Bill Callahan

No. 25
- Position: Defensive back

Personal information
- Born: April 11, 1964 (age 62) Natrona Heights, Pennsylvania, U.S.
- Listed height: 6 ft 0 in (1.83 m)
- Listed weight: 200 lb (91 kg)

Career information
- High school: Valley
- College: Pittsburgh
- NFL draft: 1986: 4th round, 94th overall pick

Career history
- Pittsburgh Steelers (1986)*; Seattle Seahawks (1987)*; Buffalo Bills (1987);
- * Offseason or practice squad member only
- Stats at Pro Football Reference

= Bill Callahan (defensive back) =

American football player (born 1964)

William Timothy Callahan (born April 11, 1964) is an American former professional football player who was a defensive back for the Buffalo Bills of the National Football League (NFL). He played college football for the Pittsburgh Panthers while at the University of Pittsburgh.

Callahan switched from a running back to his best known position as a defensive back in 1983, after a suggestion from his coach Joe Naunchik, although many did not initially understand his choice to change position. Callahan became the starting favourite in that position after his predecessor Ray Weatherspoon was dropped following an altercation.

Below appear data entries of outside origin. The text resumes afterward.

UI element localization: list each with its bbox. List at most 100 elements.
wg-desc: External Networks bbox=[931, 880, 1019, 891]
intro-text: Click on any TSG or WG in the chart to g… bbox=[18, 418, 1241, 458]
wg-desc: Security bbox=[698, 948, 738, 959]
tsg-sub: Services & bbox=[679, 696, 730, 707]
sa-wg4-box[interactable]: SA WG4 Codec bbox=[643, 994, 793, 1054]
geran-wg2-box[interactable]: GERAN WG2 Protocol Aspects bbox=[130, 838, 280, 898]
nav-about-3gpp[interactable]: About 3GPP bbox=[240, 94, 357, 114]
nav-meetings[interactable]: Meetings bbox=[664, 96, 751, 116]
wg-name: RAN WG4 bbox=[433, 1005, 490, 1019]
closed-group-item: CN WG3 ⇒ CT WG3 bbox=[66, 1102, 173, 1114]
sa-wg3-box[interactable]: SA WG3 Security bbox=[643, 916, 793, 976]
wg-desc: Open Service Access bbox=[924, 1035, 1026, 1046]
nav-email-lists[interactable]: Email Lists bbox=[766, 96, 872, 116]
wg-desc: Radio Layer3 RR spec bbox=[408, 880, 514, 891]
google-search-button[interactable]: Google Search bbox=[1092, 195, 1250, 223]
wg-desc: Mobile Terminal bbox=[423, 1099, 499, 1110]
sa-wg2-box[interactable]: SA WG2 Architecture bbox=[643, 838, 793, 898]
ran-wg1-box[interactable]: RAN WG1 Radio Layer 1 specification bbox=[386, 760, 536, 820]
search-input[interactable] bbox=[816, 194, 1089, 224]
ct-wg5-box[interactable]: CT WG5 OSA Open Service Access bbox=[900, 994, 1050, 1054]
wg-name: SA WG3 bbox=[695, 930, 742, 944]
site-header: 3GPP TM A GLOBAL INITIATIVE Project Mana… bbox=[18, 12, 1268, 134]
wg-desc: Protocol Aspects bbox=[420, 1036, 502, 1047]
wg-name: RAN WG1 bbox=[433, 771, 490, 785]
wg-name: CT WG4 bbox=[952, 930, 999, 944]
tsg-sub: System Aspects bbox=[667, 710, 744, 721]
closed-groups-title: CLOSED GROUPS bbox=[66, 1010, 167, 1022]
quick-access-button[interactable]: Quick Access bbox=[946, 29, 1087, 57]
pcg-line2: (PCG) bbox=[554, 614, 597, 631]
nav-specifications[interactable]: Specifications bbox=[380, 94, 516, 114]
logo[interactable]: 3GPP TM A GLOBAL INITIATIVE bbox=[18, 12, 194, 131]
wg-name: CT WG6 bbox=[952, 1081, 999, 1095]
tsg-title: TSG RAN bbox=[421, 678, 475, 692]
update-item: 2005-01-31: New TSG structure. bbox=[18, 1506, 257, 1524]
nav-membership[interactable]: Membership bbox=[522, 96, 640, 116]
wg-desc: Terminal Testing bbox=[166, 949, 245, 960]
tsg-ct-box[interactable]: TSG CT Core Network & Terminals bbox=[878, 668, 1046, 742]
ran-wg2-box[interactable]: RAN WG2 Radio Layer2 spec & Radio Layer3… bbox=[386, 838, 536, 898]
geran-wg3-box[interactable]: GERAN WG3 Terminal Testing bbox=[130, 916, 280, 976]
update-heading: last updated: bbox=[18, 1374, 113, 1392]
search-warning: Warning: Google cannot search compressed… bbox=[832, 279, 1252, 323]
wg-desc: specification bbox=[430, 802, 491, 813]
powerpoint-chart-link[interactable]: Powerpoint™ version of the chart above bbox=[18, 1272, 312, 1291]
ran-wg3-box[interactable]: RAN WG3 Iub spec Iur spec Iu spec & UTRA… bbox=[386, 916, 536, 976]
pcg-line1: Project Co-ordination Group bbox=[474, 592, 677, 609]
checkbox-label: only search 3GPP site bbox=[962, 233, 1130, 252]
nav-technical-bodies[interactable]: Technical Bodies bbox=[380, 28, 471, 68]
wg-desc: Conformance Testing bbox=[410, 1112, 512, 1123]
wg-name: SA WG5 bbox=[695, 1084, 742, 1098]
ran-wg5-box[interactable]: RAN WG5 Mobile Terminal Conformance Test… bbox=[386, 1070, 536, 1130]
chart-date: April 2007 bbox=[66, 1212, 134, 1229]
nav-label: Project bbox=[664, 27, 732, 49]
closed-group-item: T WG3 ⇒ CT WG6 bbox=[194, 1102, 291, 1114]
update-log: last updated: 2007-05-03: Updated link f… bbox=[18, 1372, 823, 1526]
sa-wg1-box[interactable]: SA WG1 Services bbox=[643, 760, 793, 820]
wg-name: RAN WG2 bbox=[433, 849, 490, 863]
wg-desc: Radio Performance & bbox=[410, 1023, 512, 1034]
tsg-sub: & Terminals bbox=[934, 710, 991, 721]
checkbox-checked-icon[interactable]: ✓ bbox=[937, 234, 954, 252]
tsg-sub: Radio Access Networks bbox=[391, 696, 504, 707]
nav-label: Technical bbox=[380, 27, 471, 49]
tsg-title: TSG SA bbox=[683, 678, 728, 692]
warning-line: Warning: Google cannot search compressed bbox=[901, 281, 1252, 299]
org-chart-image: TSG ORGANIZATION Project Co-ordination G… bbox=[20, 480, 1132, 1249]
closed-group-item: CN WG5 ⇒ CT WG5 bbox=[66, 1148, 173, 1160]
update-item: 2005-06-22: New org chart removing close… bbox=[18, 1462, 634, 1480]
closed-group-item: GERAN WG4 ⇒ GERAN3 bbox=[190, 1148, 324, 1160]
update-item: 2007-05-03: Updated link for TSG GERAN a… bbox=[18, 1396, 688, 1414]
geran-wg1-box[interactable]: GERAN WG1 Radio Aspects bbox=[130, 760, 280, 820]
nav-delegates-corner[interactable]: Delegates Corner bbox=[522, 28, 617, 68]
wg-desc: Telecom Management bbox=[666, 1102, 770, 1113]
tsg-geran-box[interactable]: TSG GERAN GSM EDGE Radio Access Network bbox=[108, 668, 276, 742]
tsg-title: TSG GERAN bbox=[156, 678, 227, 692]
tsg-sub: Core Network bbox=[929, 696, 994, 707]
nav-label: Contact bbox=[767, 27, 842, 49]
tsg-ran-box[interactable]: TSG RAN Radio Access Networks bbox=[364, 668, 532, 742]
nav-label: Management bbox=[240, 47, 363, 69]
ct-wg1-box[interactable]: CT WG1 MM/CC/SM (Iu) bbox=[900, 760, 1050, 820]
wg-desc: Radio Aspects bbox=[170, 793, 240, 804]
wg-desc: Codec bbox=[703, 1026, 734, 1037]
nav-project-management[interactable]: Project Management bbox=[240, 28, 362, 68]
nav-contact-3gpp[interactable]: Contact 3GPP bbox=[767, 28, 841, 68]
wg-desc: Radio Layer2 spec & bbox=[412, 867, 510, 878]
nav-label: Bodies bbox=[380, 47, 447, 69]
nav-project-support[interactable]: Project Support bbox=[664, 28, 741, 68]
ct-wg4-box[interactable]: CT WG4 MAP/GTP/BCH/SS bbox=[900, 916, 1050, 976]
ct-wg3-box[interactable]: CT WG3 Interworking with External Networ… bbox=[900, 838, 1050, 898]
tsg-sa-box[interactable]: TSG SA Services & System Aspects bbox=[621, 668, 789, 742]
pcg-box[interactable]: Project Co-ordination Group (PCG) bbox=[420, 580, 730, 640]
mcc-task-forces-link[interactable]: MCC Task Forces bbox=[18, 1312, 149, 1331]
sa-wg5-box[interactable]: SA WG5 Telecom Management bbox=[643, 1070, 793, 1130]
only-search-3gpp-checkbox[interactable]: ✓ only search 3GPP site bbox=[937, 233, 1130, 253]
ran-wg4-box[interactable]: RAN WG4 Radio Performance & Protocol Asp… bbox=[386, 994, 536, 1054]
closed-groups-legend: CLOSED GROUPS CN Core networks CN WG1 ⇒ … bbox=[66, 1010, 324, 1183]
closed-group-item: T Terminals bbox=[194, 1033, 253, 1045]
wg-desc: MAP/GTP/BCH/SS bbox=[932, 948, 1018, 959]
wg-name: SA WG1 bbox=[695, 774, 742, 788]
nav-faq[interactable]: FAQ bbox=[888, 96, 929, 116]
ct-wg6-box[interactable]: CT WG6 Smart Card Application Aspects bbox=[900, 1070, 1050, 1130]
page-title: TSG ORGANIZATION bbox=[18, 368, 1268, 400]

In 1986, he was favourably compared to Tom Flynn and was described by The Pittsburgh Press as being "one of the brightest young safeties in the NFL". He was recorded as running the 40 yard-dash in 4.48 seconds, making him among the fastest safeties playing at that time. His time was comparable to then top-rated safety Craig Swoope, who did the same run in 4.57 seconds.